I had the same idea as you guys before I saw the following from Cisco. It apparently even without congestion the priority queue is still necessary and used to fix the queuing and buffer latency. In other word, the data still will cause delay if in a non congested port and as we thought if priority not used.

Queuing/Buffering Delay

After the compressed voice payload is built, a header is added and the frame is queued for transmission

on the network connection. Voice needs to have absolute priority in the router/gateway. Therefore, a

voice frame must only wait for either a data frame that already plays out, or for other voice frames ahead

of it. Essentially the voice frame waits for the serialization delay of any preceding frames in the output

queue. Queuing delay (?n) is a variable delay and is dependent on the trunk speed and the state of the

queue. There are random elements associated with the queuing delay.

For example, assume that you are on a 64 Kbps line, and that you are queued behind one data frame (48

bytes) and one voice frame (42 bytes). Because there is a random nature as to how much of the 48 byte

frame has played out, you can safely assume, on average, that half the data frame has been played out.

Based on the data from the serialization table, your data frame component is 6 ms * 0.5 = 3 ms. When

you add the time for another voice frame ahead in the queue (5.25 ms), it gives a total time of 8.25 ms

queuing delay.

Paolo Bevilacqua Mon, 06/11/2007 - 10:39

Hello,

Actually the example you quoted, is about a congested interface, because when the voice packet arrives, another packet is being sent out. Being the interface in the example a mere 64 kpbs, this happens quite often.

But, on high speed like fast ethernet that can transmit 144,000 packets per second, there is no much probability that congestion (more than few packets in queue, or packet drops) will ever happen.

So there is a big difference waiting for packets to be transmitted over a slow or a fast link.

ciscoforum Mon, 06/11/2007 - 13:20

I agree with you that slow link for sure has more chance to be congested. But even fast link you stil have to wait the data packets to be sent out if no priority used. Say you have 10M link, there is FTP packet train each with 1500 byte are sending. Then voice has to be waited until it is finished. If the tfp size is 1M byte, then you could wait about 1s before send the voice. And it's not congested yet since 1Mbyte technically only uses 9Mbits link.

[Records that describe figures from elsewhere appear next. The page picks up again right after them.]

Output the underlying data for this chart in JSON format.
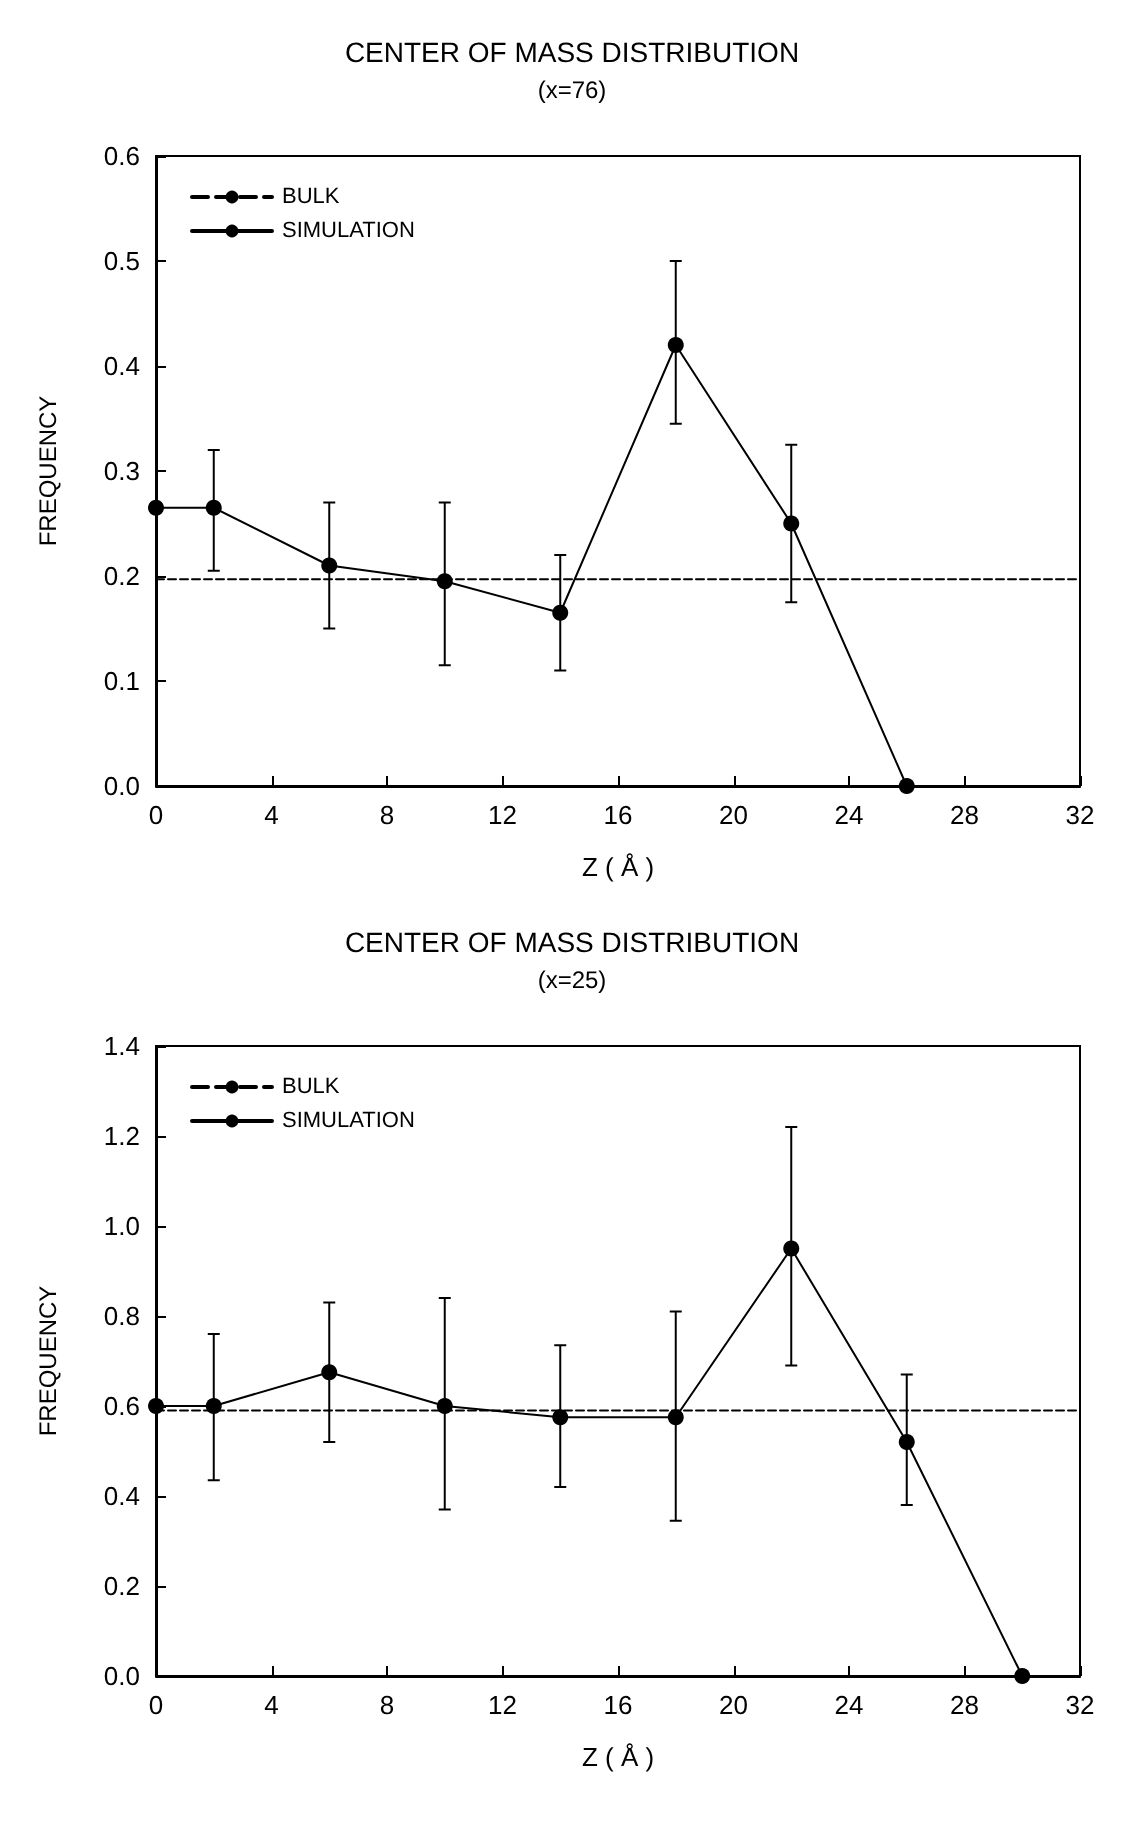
{
  "chart_data": [
    {
      "type": "line",
      "title": "CENTER OF MASS DISTRIBUTION",
      "subtitle": "(x=76)",
      "xlabel": "Z ( Å )",
      "ylabel": "FREQUENCY",
      "xlim": [
        0,
        32
      ],
      "xticks": [
        0,
        4,
        8,
        12,
        16,
        20,
        24,
        28,
        32
      ],
      "ylim": [
        0,
        0.6
      ],
      "yticks": [
        {
          "value": 0,
          "label": "0.0"
        },
        {
          "value": 0.1,
          "label": "0.1"
        },
        {
          "value": 0.2,
          "label": "0.2"
        },
        {
          "value": 0.3,
          "label": "0.3"
        },
        {
          "value": 0.4,
          "label": "0.4"
        },
        {
          "value": 0.5,
          "label": "0.5"
        },
        {
          "value": 0.6,
          "label": "0.6"
        }
      ],
      "grid": false,
      "legend": "top left",
      "series": [
        {
          "name": "BULK",
          "color": "#000000",
          "x": [
            0,
            32
          ],
          "values": [
            0.197,
            0.197
          ],
          "line_style": "dashed",
          "marker": "none"
        },
        {
          "name": "SIMULATION",
          "color": "#000000",
          "x": [
            0,
            2,
            6,
            10,
            14,
            18,
            22,
            26
          ],
          "values": [
            0.265,
            0.265,
            0.21,
            0.195,
            0.165,
            0.42,
            0.25,
            0.0
          ],
          "line_style": "solid",
          "marker": "circle",
          "errors": [
            null,
            [
              0.205,
              0.32
            ],
            [
              0.15,
              0.27
            ],
            [
              0.115,
              0.27
            ],
            [
              0.11,
              0.22
            ],
            [
              0.345,
              0.5
            ],
            [
              0.175,
              0.325
            ],
            null
          ]
        }
      ]
    },
    {
      "type": "line",
      "title": "CENTER OF MASS DISTRIBUTION",
      "subtitle": "(x=25)",
      "xlabel": "Z ( Å )",
      "ylabel": "FREQUENCY",
      "xlim": [
        0,
        32
      ],
      "xticks": [
        0,
        4,
        8,
        12,
        16,
        20,
        24,
        28,
        32
      ],
      "ylim": [
        0,
        1.4
      ],
      "yticks": [
        {
          "value": 0,
          "label": "0.0"
        },
        {
          "value": 0.2,
          "label": "0.2"
        },
        {
          "value": 0.4,
          "label": "0.4"
        },
        {
          "value": 0.6,
          "label": "0.6"
        },
        {
          "value": 0.8,
          "label": "0.8"
        },
        {
          "value": 1.0,
          "label": "1.0"
        },
        {
          "value": 1.2,
          "label": "1.2"
        },
        {
          "value": 1.4,
          "label": "1.4"
        }
      ],
      "grid": false,
      "legend": "top left",
      "series": [
        {
          "name": "BULK",
          "color": "#000000",
          "x": [
            0,
            32
          ],
          "values": [
            0.59,
            0.59
          ],
          "line_style": "dashed",
          "marker": "none"
        },
        {
          "name": "SIMULATION",
          "color": "#000000",
          "x": [
            0,
            2,
            6,
            10,
            14,
            18,
            22,
            26,
            30
          ],
          "values": [
            0.6,
            0.6,
            0.675,
            0.6,
            0.575,
            0.575,
            0.95,
            0.52,
            0.0
          ],
          "line_style": "solid",
          "marker": "circle",
          "errors": [
            null,
            [
              0.435,
              0.76
            ],
            [
              0.52,
              0.83
            ],
            [
              0.37,
              0.84
            ],
            [
              0.42,
              0.735
            ],
            [
              0.345,
              0.81
            ],
            [
              0.69,
              1.22
            ],
            [
              0.38,
              0.67
            ],
            null
          ]
        }
      ]
    }
  ]
}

Paolo Bevilacqua Mon, 06/11/2007 - 14:00

Hmm no, is not like that, let's take you example.

FTP being TCP does not really sends packet trains but is limited to the TCP window size. After a little bit of time (and few packet drops perhaps) it will adapt nicely and will start sending at a steady rate, let's sat 9 mpbs per second. There is still 1 mbps left, now without QoS it will be strictly FIFO. One voice call being some 110 kpbs will still work, and believe me, no packet will ever wait 1 sec, because the default of 40 packets output queue size on a 10 mbps interface, means less than 50 msec for packet size 1500 !

Rememeber that one single TCP flow is never enough to completely fill a link.

Now, it that circuit was shared by many many users, or with aggressive UDP senders, yes you could have issues.

You can try that in your lab if you want.

ciscoforum Tue, 06/12/2007 - 11:13

My point is priority queuing is still should be used even in a non congested link if priority is configured. Take the same example above(or maybe say UDP for argument per say), voice will wait more time at least 50ms in your calculation. But if priority is being used then voice doesn't have to wait so long. It could just wait for one packet.

Paolo Bevilacqua Tue, 06/12/2007 - 12:01

Hi,

We may agree to disagree.

I have no interest in making you not to configure QoS on LAN interfaces, it's just that is useless.

I don't say this to make weight my opinion, but I've formed it in 15 years of networking, and I was with cisco already when voice and qos was introduced, and I was lucky enough to have it proved many times on both real networks, and sophisticated laboratories.